# New Series- Gonbei AUS-10



## JBroida (Jul 22, 2013)

A quote from the video description and link to the product page:

In this video, we talk about our Gonbei AUS-10 series of knives. This series is a tough, durable type of knife, with very solid edge retention. It is meant to be a western handled equivalent to our Gesshin Uraku Stainless series. It's not too thick, not too thin, not too hard, and not too soft. Its very chip resistant, and will handle serious use in both professional and home environments very well.

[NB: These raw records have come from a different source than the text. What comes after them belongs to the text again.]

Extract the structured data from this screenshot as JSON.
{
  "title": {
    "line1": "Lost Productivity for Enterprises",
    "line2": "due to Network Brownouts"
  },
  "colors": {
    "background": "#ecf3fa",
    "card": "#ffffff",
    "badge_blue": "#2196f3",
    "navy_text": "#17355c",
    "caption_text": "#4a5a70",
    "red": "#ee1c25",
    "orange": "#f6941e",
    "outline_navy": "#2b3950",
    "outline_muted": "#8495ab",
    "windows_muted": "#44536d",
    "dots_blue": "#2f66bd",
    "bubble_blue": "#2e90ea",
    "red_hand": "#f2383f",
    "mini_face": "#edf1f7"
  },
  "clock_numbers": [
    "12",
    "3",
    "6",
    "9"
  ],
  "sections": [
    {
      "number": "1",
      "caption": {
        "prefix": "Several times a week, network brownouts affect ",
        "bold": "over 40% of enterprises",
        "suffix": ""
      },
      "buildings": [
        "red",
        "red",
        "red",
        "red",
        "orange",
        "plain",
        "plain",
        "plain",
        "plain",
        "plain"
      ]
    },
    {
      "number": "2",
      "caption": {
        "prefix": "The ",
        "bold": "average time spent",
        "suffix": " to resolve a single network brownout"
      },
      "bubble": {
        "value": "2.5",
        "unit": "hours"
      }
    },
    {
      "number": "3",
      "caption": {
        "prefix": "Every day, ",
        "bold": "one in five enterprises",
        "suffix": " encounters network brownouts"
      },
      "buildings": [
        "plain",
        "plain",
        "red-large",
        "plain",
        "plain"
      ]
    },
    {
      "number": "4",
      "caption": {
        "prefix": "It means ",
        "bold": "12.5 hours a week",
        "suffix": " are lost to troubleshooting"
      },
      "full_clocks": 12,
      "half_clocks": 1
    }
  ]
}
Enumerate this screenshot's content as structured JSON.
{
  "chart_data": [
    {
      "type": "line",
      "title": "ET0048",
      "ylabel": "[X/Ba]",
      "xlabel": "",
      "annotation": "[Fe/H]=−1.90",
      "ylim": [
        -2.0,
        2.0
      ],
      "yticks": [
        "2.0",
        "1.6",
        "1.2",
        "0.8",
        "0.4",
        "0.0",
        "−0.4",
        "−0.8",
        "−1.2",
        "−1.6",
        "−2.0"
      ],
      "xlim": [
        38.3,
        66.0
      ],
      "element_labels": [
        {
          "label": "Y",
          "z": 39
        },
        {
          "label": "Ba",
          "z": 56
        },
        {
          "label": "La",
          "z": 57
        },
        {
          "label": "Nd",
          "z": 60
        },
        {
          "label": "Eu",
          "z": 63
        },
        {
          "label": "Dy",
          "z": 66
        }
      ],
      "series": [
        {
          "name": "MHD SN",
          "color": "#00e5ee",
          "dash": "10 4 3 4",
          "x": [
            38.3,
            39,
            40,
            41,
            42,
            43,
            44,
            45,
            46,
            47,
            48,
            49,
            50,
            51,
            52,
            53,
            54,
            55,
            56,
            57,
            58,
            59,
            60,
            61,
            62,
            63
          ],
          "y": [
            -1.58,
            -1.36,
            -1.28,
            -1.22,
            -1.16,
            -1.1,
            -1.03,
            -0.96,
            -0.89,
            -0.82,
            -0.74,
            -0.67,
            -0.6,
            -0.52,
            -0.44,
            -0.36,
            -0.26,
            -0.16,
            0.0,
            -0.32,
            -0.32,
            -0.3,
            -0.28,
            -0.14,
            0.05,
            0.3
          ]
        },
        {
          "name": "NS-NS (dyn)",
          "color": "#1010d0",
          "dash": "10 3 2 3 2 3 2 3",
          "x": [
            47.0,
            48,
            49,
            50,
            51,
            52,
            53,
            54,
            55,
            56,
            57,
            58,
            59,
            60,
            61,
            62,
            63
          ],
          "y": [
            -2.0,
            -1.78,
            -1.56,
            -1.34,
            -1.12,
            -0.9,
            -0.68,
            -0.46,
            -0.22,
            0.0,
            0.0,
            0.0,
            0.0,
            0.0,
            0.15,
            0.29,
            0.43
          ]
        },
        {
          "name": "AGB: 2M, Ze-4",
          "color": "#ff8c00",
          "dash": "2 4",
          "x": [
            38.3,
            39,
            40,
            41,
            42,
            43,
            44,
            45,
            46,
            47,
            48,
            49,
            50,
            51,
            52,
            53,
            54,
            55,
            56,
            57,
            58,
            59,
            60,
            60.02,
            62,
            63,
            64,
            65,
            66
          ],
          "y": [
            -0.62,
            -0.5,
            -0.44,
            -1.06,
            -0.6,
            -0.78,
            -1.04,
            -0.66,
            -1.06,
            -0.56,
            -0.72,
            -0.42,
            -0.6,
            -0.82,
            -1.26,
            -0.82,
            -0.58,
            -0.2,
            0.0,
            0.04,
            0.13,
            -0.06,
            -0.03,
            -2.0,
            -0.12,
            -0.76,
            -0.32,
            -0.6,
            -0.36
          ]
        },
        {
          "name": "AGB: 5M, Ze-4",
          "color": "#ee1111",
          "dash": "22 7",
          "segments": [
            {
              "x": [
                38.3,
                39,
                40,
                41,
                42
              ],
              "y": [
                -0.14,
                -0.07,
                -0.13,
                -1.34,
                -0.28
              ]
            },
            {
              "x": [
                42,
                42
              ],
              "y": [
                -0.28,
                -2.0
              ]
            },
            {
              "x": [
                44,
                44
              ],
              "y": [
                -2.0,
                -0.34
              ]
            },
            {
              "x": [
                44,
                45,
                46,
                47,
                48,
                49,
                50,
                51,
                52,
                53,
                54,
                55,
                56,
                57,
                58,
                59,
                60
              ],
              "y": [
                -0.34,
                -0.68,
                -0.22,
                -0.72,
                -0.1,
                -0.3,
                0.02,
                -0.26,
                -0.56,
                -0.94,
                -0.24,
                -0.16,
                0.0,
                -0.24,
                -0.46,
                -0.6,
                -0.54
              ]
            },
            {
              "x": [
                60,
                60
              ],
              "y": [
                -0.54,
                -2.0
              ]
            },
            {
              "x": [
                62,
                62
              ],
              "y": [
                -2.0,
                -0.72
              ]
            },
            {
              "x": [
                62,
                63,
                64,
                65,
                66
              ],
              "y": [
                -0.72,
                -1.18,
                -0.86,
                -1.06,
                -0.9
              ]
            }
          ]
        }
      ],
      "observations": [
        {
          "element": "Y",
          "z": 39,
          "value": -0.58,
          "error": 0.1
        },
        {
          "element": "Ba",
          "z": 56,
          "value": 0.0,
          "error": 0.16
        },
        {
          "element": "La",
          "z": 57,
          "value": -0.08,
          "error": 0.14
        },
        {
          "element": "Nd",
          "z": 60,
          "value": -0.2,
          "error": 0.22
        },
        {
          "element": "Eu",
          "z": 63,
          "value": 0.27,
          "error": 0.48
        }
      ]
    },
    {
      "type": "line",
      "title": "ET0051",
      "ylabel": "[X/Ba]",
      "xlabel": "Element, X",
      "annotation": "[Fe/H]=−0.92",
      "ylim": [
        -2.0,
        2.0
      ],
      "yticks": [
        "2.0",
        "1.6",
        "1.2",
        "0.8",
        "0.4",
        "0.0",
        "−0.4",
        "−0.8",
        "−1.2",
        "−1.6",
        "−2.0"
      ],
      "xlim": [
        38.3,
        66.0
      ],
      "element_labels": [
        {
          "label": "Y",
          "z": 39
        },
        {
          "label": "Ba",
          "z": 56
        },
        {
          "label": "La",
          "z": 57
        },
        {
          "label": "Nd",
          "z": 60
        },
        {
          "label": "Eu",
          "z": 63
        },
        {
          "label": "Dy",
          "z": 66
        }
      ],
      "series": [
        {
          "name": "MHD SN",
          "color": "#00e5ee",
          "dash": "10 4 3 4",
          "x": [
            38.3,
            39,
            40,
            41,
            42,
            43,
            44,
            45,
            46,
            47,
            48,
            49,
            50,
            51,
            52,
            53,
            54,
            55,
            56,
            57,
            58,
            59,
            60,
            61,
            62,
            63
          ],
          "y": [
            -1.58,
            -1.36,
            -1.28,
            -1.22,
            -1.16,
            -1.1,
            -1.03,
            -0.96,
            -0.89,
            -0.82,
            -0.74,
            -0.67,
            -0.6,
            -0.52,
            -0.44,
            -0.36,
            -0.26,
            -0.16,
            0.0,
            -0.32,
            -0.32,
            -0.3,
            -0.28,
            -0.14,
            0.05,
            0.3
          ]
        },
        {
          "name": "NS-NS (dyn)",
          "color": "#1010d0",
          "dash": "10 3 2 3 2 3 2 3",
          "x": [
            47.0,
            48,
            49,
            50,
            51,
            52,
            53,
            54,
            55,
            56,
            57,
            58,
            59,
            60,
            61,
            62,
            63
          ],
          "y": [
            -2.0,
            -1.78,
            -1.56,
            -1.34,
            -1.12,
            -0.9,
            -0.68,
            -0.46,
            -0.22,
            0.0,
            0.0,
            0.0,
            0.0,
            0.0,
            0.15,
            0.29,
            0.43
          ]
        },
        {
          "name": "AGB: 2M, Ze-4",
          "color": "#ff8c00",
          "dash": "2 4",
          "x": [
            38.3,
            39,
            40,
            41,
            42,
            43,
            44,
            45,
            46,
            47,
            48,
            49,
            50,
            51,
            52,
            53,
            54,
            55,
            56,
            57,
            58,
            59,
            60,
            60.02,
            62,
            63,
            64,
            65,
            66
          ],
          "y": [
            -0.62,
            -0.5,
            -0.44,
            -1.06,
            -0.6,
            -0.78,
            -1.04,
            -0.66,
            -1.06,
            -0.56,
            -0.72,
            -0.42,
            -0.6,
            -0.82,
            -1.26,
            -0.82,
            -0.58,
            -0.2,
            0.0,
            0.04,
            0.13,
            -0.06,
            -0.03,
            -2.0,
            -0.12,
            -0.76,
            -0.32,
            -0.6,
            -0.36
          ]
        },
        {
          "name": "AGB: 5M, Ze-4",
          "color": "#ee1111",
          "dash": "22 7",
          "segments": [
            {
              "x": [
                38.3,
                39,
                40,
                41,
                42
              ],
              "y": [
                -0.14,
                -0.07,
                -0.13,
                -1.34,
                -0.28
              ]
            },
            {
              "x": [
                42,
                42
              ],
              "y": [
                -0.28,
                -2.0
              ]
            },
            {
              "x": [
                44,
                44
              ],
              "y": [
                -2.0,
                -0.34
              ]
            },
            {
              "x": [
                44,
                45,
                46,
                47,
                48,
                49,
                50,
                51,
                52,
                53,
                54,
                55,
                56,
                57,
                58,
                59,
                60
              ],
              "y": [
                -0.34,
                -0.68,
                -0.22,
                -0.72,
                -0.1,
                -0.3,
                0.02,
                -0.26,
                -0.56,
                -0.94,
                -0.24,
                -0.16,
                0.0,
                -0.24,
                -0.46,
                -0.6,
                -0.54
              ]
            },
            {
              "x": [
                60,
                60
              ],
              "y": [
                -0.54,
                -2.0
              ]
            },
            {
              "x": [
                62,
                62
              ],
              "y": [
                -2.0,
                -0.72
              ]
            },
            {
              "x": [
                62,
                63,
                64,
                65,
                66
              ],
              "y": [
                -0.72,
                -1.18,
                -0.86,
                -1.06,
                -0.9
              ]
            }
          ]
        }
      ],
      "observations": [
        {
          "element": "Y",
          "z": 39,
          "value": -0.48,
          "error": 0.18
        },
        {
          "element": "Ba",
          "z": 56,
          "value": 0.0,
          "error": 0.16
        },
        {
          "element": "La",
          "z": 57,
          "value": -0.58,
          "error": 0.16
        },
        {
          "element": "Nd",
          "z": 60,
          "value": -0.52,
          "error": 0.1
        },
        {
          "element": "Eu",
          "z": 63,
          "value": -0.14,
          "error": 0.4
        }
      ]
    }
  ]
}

You can find these knives here on our website:
http://www.japaneseknifeimports.com/kitchen-knives/gonbei/aus-10-series.html

Thank you so much for watching. If you have any questions, please dont hesitate to contact us at [email protected] or check out our website www.JapaneseKnifeImports.com

Thanks.

-Jon and Sara

[video=youtube_share;hsMpgYLHZh8]http://youtu.be/hsMpgYLHZh8[/video]


----------



## KedarShenoy (Aug 10, 2013)

John,

Is AUS-10 in your experience particularly hard to deburr?


----------



## JBroida (Aug 10, 2013)

not horribly... but it depends on the HT a lot. This is more difficult to sharpen and deburr than our gesshin stainless series, but easier than, say, global.


----------